Maria Glenn’s story is not well known. How and where did you find her?
I was rooting around in the British Newspaper Archive, which has to be my favourite occupation, looking for stuff about the area in London where I live and came across a bizarre story about a young man who received an anonymous letter telling him that an heiress was willing to marry him if only he would only rescue her from a large house on the Clapham Road in south London, where she was being treated cruelly by her uncle. It turned out that the occupier of the house had also received an anonymous letter. It was a hoax. That set me thinking about elopement in the Georgian era – and how some people were happy to marry anyone, even a stranger, as long as they had money.

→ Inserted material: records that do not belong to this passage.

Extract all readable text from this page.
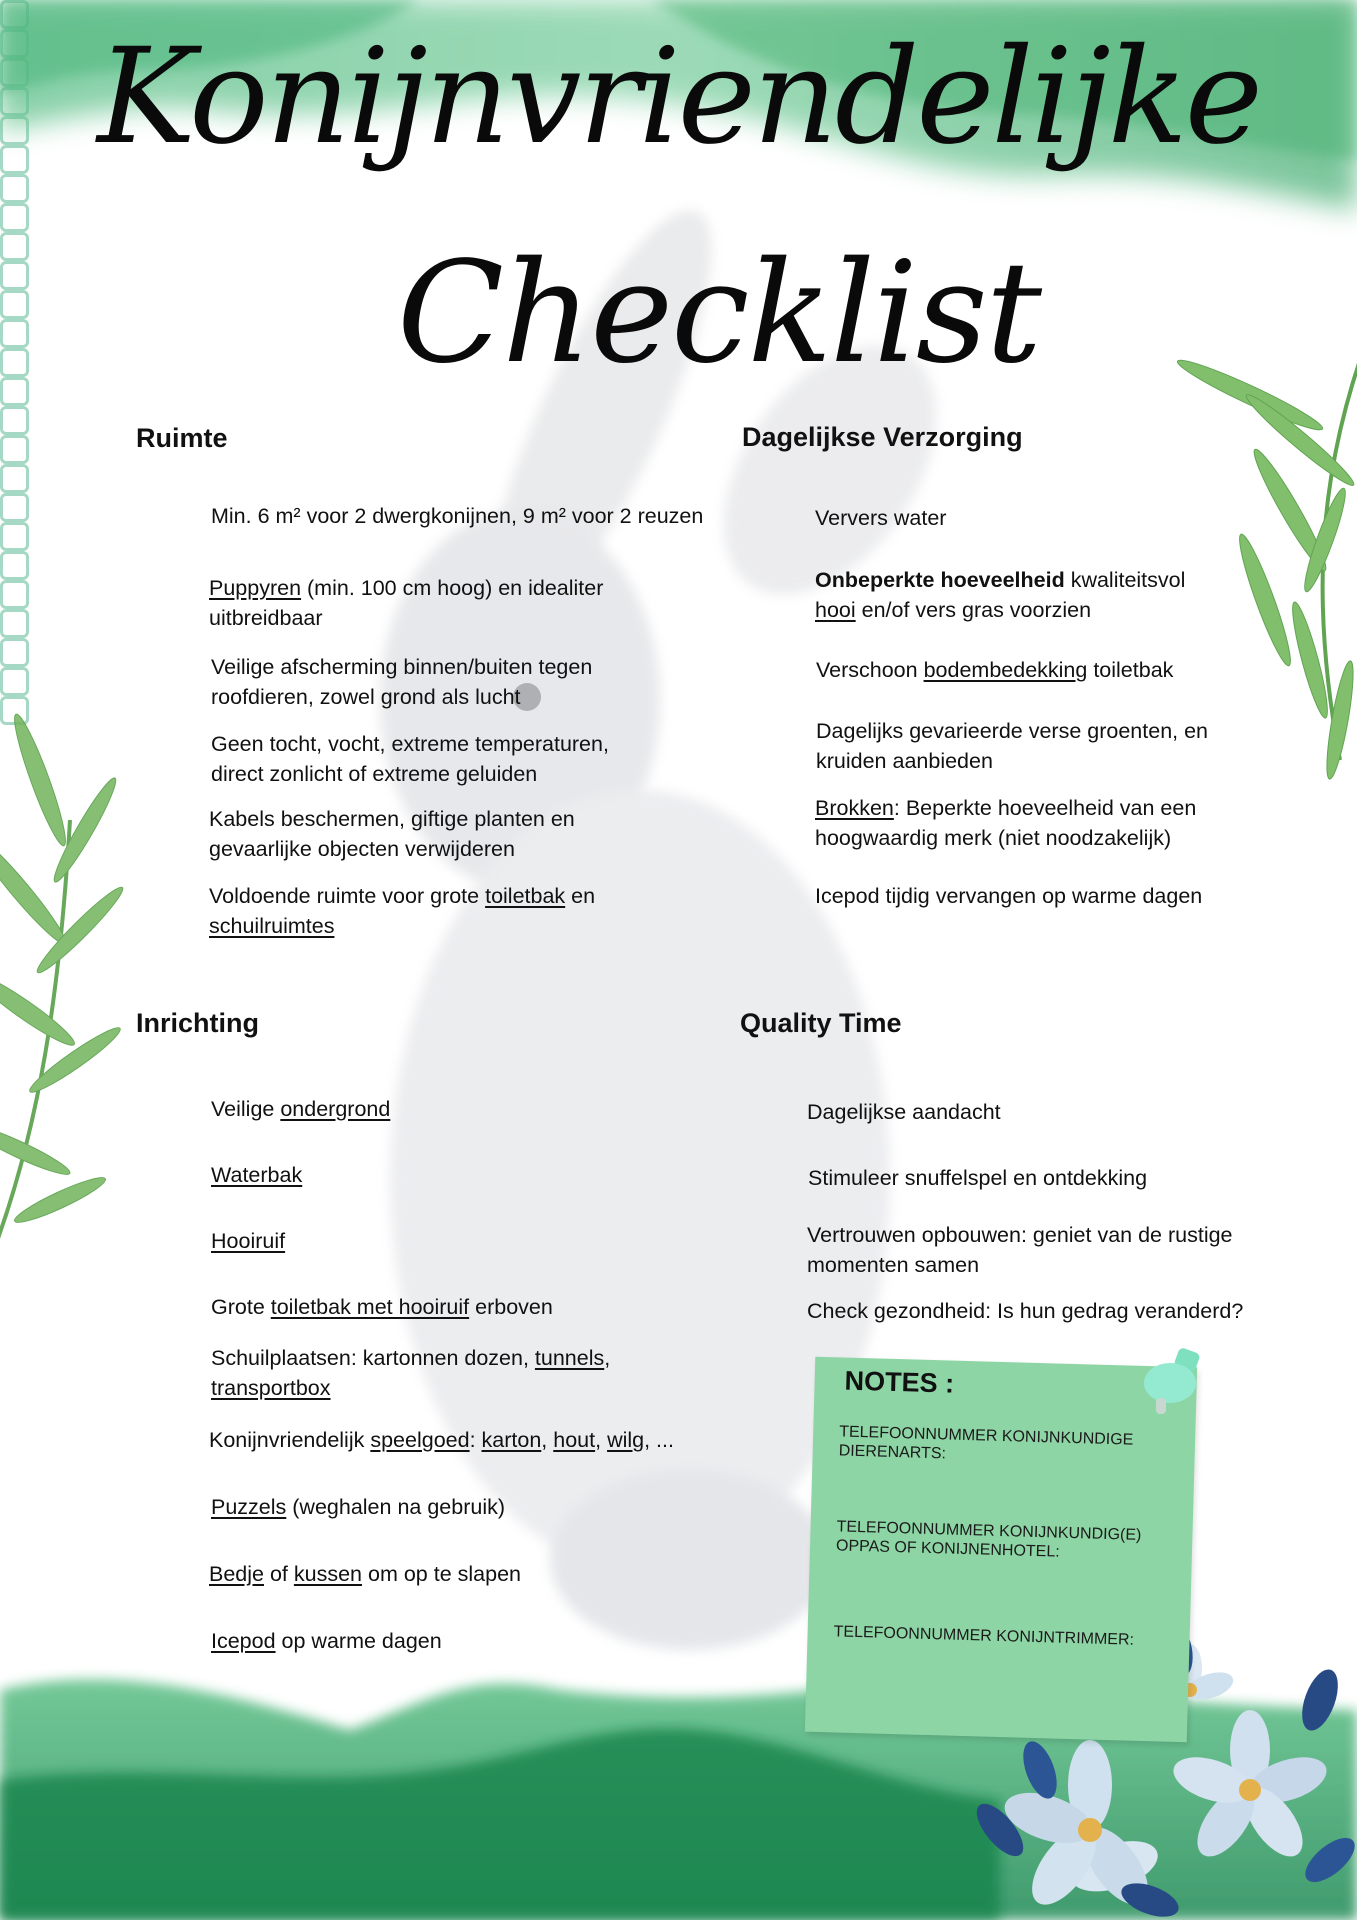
Konijnvriendelijke
Checklist
Ruimte
Min. 6 m² voor 2 dwergkonijnen, 9 m² voor 2 reuzen
Puppyren (min. 100 cm hoog) en idealiter
uitbreidbaar
Veilige afscherming binnen/buiten tegen
roofdieren, zowel grond als lucht
Geen tocht, vocht, extreme temperaturen,
direct zonlicht of extreme geluiden
Kabels beschermen, giftige planten en
gevaarlijke objecten verwijderen
Voldoende ruimte voor grote toiletbak en
schuilruimtes
Dagelijkse Verzorging
Ververs water
Onbeperkte hoeveelheid kwaliteitsvol
hooi en/of vers gras voorzien
Verschoon bodembedekking toiletbak
Dagelijks gevarieerde verse groenten, en
kruiden aanbieden
Brokken: Beperkte hoeveelheid van een
hoogwaardig merk (niet noodzakelijk)
Icepod tijdig vervangen op warme dagen
Inrichting
Veilige ondergrond
Waterbak
Hooiruif
Grote toiletbak met hooiruif erboven
Schuilplaatsen: kartonnen dozen, tunnels,
transportbox
Konijnvriendelijk speelgoed: karton, hout, wilg, ...
Puzzels (weghalen na gebruik)
Bedje of kussen om op te slapen
Icepod op warme dagen
Quality Time
Dagelijkse aandacht
Stimuleer snuffelspel en ontdekking
Vertrouwen opbouwen: geniet van de rustige
momenten samen
Check gezondheid: Is hun gedrag veranderd?
NOTES :
TELEFOONNUMMER KONIJNKUNDIGE DIERENARTS:
TELEFOONNUMMER KONIJNKUNDIG(E) OPPAS OF KONIJNENHOTEL:
TELEFOONNUMMER KONIJNTRIMMER:
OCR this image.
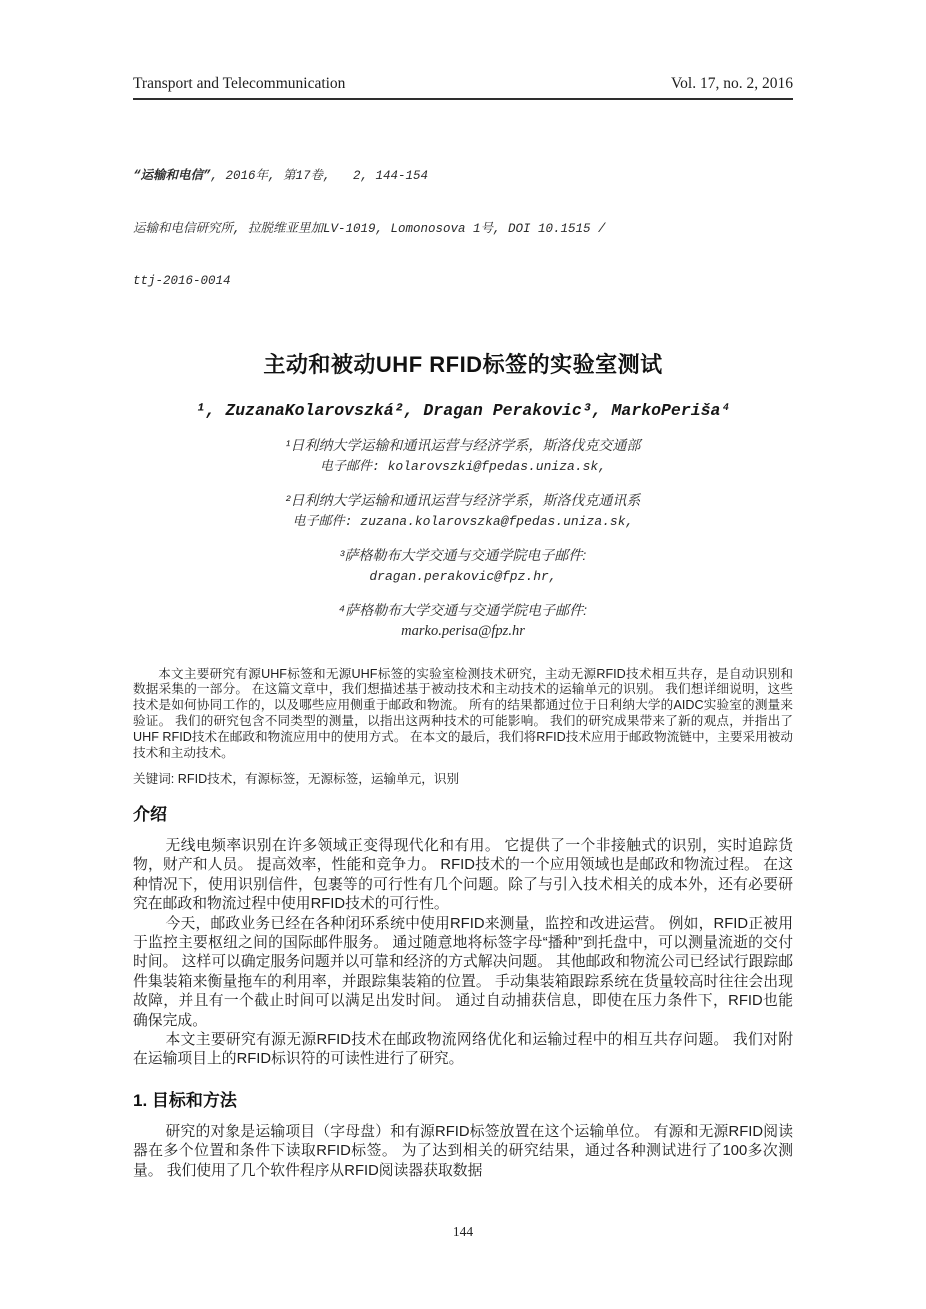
Transport and Telecommunication	Vol. 17, no. 2, 2016

“运输和电信”, 2016年, 第17卷,   2, 144-154

运输和电信研究所, 拉脱维亚里加LV-1019, Lomonosova 1号, DOI 10.1515 /

ttj-2016-0014

主动和被动UHF RFID标签的实验室测试
¹, ZuzanaKolarovszká², Dragan Perakovic³, MarkoPeriša⁴
¹日利纳大学运输和通讯运营与经济学系，斯洛伐克交通部
电子邮件: kolarovszki@fpedas.uniza.sk,
²日利纳大学运输和通讯运营与经济学系，斯洛伐克通讯系
电子邮件: zuzana.kolarovszka@fpedas.uniza.sk,
³萨格勒布大学交通与交通学院电子邮件:
dragan.perakovic@fpz.hr,
⁴萨格勒布大学交通与交通学院电子邮件:
marko.perisa@fpz.hr

本文主要研究有源UHF标签和无源UHF标签的实验室检测技术研究，主动无源RFID技术相互共存，是自动识别和数据采集的一部分。 在这篇文章中，我们想描述基于被动技术和主动技术的运输单元的识别。 我们想详细说明，这些技术是如何协同工作的，以及哪些应用侧重于邮政和物流。 所有的结果都通过位于日利纳大学的AIDC实验室的测量来验证。 我们的研究包含不同类型的测量，以指出这两种技术的可能影响。 我们的研究成果带来了新的观点，并指出了UHF RFID技术在邮政和物流应用中的使用方式。 在本文的最后，我们将RFID技术应用于邮政物流链中，主要采用被动技术和主动技术。

关键词: RFID技术，有源标签，无源标签，运输单元，识别

介绍

无线电频率识别在许多领域正变得现代化和有用。 它提供了一个非接触式的识别，实时追踪货物，财产和人员。 提高效率，性能和竞争力。 RFID技术的一个应用领域也是邮政和物流过程。 在这种情况下，使用识别信件，包裹等的可行性有几个问题。除了与引入技术相关的成本外，还有必要研究在邮政和物流过程中使用RFID技术的可行性。

今天，邮政业务已经在各种闭环系统中使用RFID来测量，监控和改进运营。 例如，RFID正被用于监控主要枢纽之间的国际邮件服务。 通过随意地将标签字母“播种”到托盘中，可以测量流逝的交付时间。 这样可以确定服务问题并以可靠和经济的方式解决问题。 其他邮政和物流公司已经试行跟踪邮件集装箱来衡量拖车的利用率，并跟踪集装箱的位置。 手动集装箱跟踪系统在货量较高时往往会出现故障，并且有一个截止时间可以满足出发时间。 通过自动捕获信息，即使在压力条件下，RFID也能确保完成。

本文主要研究有源无源RFID技术在邮政物流网络优化和运输过程中的相互共存问题。 我们对附在运输项目上的RFID标识符的可读性进行了研究。

1. 目标和方法

研究的对象是运输项目（字母盘）和有源RFID标签放置在这个运输单位。 有源和无源RFID阅读器在多个位置和条件下读取RFID标签。 为了达到相关的研究结果，通过各种测试进行了100多次测量。 我们使用了几个软件程序从RFID阅读器获取数据

144
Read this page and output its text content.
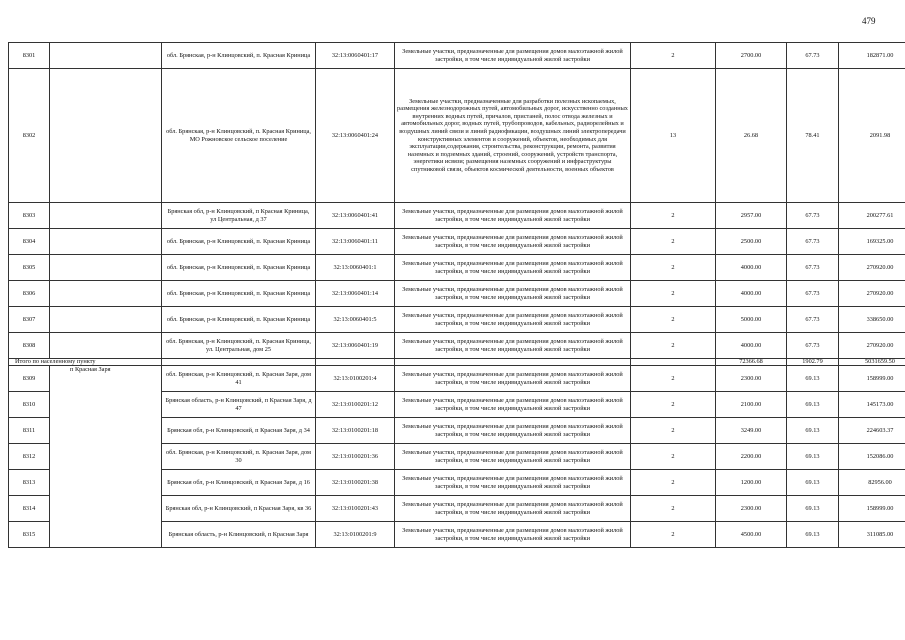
479
8301		обл. Брянская, р-н Клинцовский, п. Красная Криница	32:13:0060401:17	Земельные участки, предназначенные для размещения домов малоэтажной жилой застройки, в том числе индивидуальной жилой застройки	2	2700.00	67.73	182871.00
8302		обл. Брянская, р-н Клинцовский, п. Красная Криница, МО Рожновское сельское поселение	32:13:0060401:24	Земельные участки, предназначенные для разработки полезных ископаемых, размещения железнодорожных путей, автомобильных дорог, искусственно созданных внутренних водных путей, причалов, пристаней, полос отвода железных и автомобильных дорог, водных путей, трубопроводов, кабельных, радиорелейных и воздушных линий связи и линий радиофикации, воздушных линий электропередачи конструктивных элементов и сооружений, объектов, необходимых для эксплуатации,содержания, строительства, реконструкции, ремонта, развития наземных и подземных зданий, строений, сооружений, устройств транспорта, энергетики исвязи; размещения наземных сооружений и инфраструктуры спутниковой связи, объектов космической деятельности, военных объектов	13	26.68	78.41	2091.98
8303		Брянская обл, р-н Клинцовский, п Красная Криница, ул Центральная, д 37	32:13:0060401:41	Земельные участки, предназначенные для размещения домов малоэтажной жилой застройки, в том числе индивидуальной жилой застройки	2	2957.00	67.73	200277.61
8304		обл. Брянская, р-н Клинцовский, п. Красная Криница	32:13:0060401:11	Земельные участки, предназначенные для размещения домов малоэтажной жилой застройки, в том числе индивидуальной жилой застройки	2	2500.00	67.73	169325.00
8305		обл. Брянская, р-н Клинцовский, п. Красная Криница	32:13:0060401:1	Земельные участки, предназначенные для размещения домов малоэтажной жилой застройки, в том числе индивидуальной жилой застройки	2	4000.00	67.73	270920.00
8306		обл. Брянская, р-н Клинцовский, п. Красная Криница	32:13:0060401:14	Земельные участки, предназначенные для размещения домов малоэтажной жилой застройки, в том числе индивидуальной жилой застройки	2	4000.00	67.73	270920.00
8307		обл. Брянская, р-н Клинцовский, п. Красная Криница	32:13:0060401:5	Земельные участки, предназначенные для размещения домов малоэтажной жилой застройки, в том числе индивидуальной жилой застройки	2	5000.00	67.73	338650.00
8308		обл. Брянская, р-н Клинцовский, п. Красная Криница, ул. Центральная, дом 25	32:13:0060401:19	Земельные участки, предназначенные для размещения домов малоэтажной жилой застройки, в том числе индивидуальной жилой застройки	2	4000.00	67.73	270920.00
Итого по населенному пункту						72366.68	1902.79	5031659.50
8309	п Красная Заря	обл. Брянская, р-н Клинцовский, п. Красная Заря, дом 41	32:13:0100201:4	Земельные участки, предназначенные для размещения домов малоэтажной жилой застройки, в том числе индивидуальной жилой застройки	2	2300.00	69.13	158999.00
8310		Брянская область, р-н Клинцовский, п Красная Заря, д 47	32:13:0100201:12	Земельные участки, предназначенные для размещения домов малоэтажной жилой застройки, в том числе индивидуальной жилой застройки	2	2100.00	69.13	145173.00
8311		Брянская обл, р-н Клинцовский, п Красная Заря, д 34	32:13:0100201:18	Земельные участки, предназначенные для размещения домов малоэтажной жилой застройки, в том числе индивидуальной жилой застройки	2	3249.00	69.13	224603.37
8312		обл. Брянская, р-н Клинцовский, п. Красная Заря, дом 30	32:13:0100201:36	Земельные участки, предназначенные для размещения домов малоэтажной жилой застройки, в том числе индивидуальной жилой застройки	2	2200.00	69.13	152086.00
8313		Брянская обл, р-н Клинцовский, п Красная Заря, д 16	32:13:0100201:38	Земельные участки, предназначенные для размещения домов малоэтажной жилой застройки, в том числе индивидуальной жилой застройки	2	1200.00	69.13	82956.00
8314		Брянская обл, р-н Клинцовский, п Красная Заря, кв 36	32:13:0100201:43	Земельные участки, предназначенные для размещения домов малоэтажной жилой застройки, в том числе индивидуальной жилой застройки	2	2300.00	69.13	158999.00
8315		Брянская область, р-н Клинцовский, п Красная Заря	32:13:0100201:9	Земельные участки, предназначенные для размещения домов малоэтажной жилой застройки, в том числе индивидуальной жилой застройки	2	4500.00	69.13	311085.00
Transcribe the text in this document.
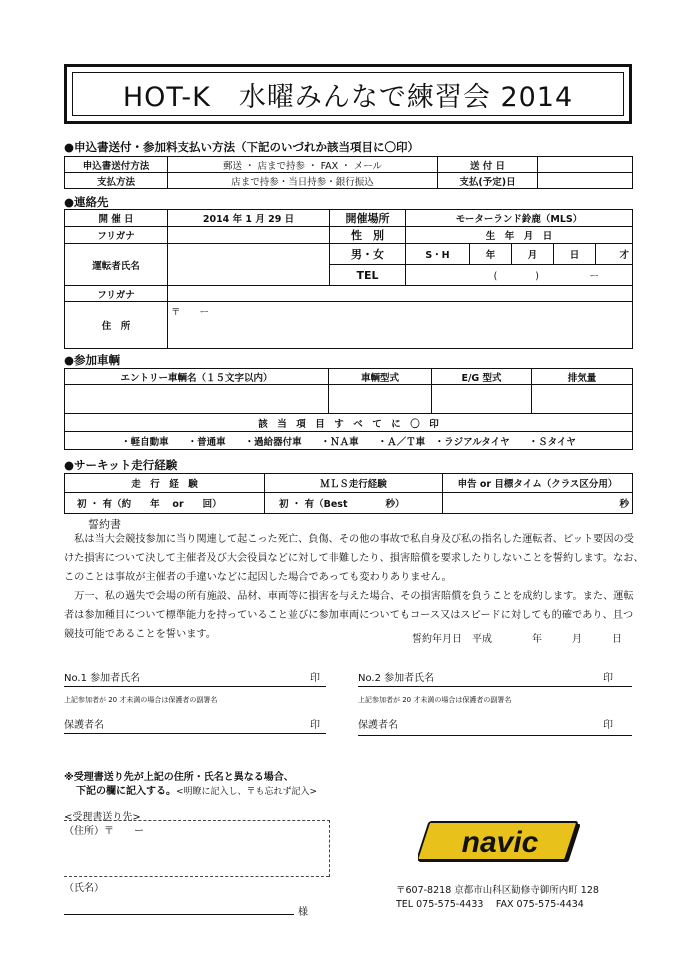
HOT-K　水曜みんなで練習会 2014
●申込書送付・参加料支払い方法（下記のいづれか該当項目に〇印）
申込書送付方法	郵送 ・ 店まで持参 ・ FAX ・ メール	送 付 日	
支払方法	店まで持参・当日持参・銀行振込	支払(予定)日	
●連絡先
開 催 日	2014 年 1 月 29 日	開催場所	モーターランド鈴鹿（MLS）				
フリガナ		性　別	生　年　月　日				
運転者氏名		男・女	S・H	年	月	日	才
		TEL	(　　　　) ー				
フリガナ							
住　所	〒　　ー						
●参加車輌
エントリー車輌名（１５文字以内）	車輌型式	E/G 型式	排気量

該　当　項　目　す　べ　て　に　〇　印			
・軽自動車　　・普通車　　・過給器付車　　・ＮＡ車　　・Ａ／Ｔ車　・ラジアルタイヤ　　・Ｓタイヤ			
●サーキット走行経験
走　行　経　験	ＭＬＳ走行経験	申告 or 目標タイム（クラス区分用）
初 ・ 有（約　　年　 or　　回）	初 ・ 有（Best　　　　秒）	秒
誓約書
　私は当大会競技参加に当り関連して起こった死亡、負傷、その他の事故で私自身及び私の指名した運転者、ピット要因の受
けた損害について決して主催者及び大会役員などに対して非難したり、損害賠償を要求したりしないことを誓約します。なお、
このことは事故が主催者の手違いなどに起因した場合であっても変わりありません。
　万一、私の過失で会場の所有施設、品材、車両等に損害を与えた場合、その損害賠償を負うことを成約します。また、運転
者は参加種目について標準能力を持っていること並びに参加車両についてもコース又はスピードに対しても的確であり、且つ
競技可能であることを誓います。	誓約年月日　平成　　　　年　　　月　　　日
No.1 参加者氏名	印
上記参加者が 20 才未満の場合は保護者の副署名
保護者名	印
No.2 参加者氏名	印
上記参加者が 20 才未満の場合は保護者の副署名
保護者名	印
※受理書送り先が上記の住所・氏名と異なる場合、
下記の欄に記入する。<明瞭に記入し、〒も忘れず記入>
<受理書送り先>
（住所）〒　　ー
（氏名）
様
navic
〒607-8218 京都市山科区勧修寺御所内町 128
TEL 075-575-4433　 FAX 075-575-4434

I started hunting down other elopement stories in the newspapers, thinking a collection of the more notable ones would make a good read. Many of them turned out to be horrible cases of stalking or actual abductions. In lots of them the female had very little control over what happened to her.
Maria’s story stood out because of the extent of the coverage of the trial of her alleged abductors and the number of years the dispute between the two parties went on. It was clear to me that because they told such different versions of events, one side had to be lying.
Tell us about the research you did for the book. How difficult was it to get to the facts?
I tracked down as much material in the British Newspaper Archive but I was very lucky in that a collection of letters between Maria’s uncle’s solicitor and his wife had been donated to Somerset Archives, and there were also letters about the case in the Dorset Archives.
The internet was absolutely crucial to the research. One pamphlet was only available at the Library of Congress, so I paid for it to be digitized, and it was sent to me as a PDF for a very reasonable $25.
I also had a massive stroke of luck with Ancestry through which I was able to contact Maria’s descendants who gave me copies of some family letters and a photograph.
Otherwise, it was trips to the National Archive and the British Library – I’ve always felt lucky to live in London, and this project made me even more grateful!
What qualifies you to tell Maria’s story? You say you’ve only got a rusty old history degree…
As a student, I never once handled an original source and I was made to write essays that only covered political history. Real people were entirely missing and no women featured. I don’t know how I got through it. But I always loved hearing about people’s stories so I just kept reading. In 2010 I self-published a book about the men on our local World War One memorial – and that whetted my appetite for a new project.
What style did you use to write Maria’s story?
I’ve put the narrative at the heart of it. I was very keen for it not to be a history essay. My reviewers will have to tell me if I’ve been successful. It’s fully footnoted but I have also written some imagined scenes, one to kick off each of three acts.
What would you say to others wanting to do something similar, especially those who have deferred writing for publication until later in life?
It’s never too late! I have just turned 58. Writing this kind of book is what I always wanted to do, and now I have done it. For years, I tried to write autobiographical fiction – until I realised that that was not my natural genre. But those attempts meant that I was practicing my skill.
You must have thought about your next project. What have we to look forward to?
I am deep in research into the women who were sent to the gallows in England and Wales between 1797 and 1837. Executions of women were not common, but there are some really fascinating – and utterly heart-breaking – stories there. I wanted to find out why they died, and whether their gender played a part in the decision to kill them.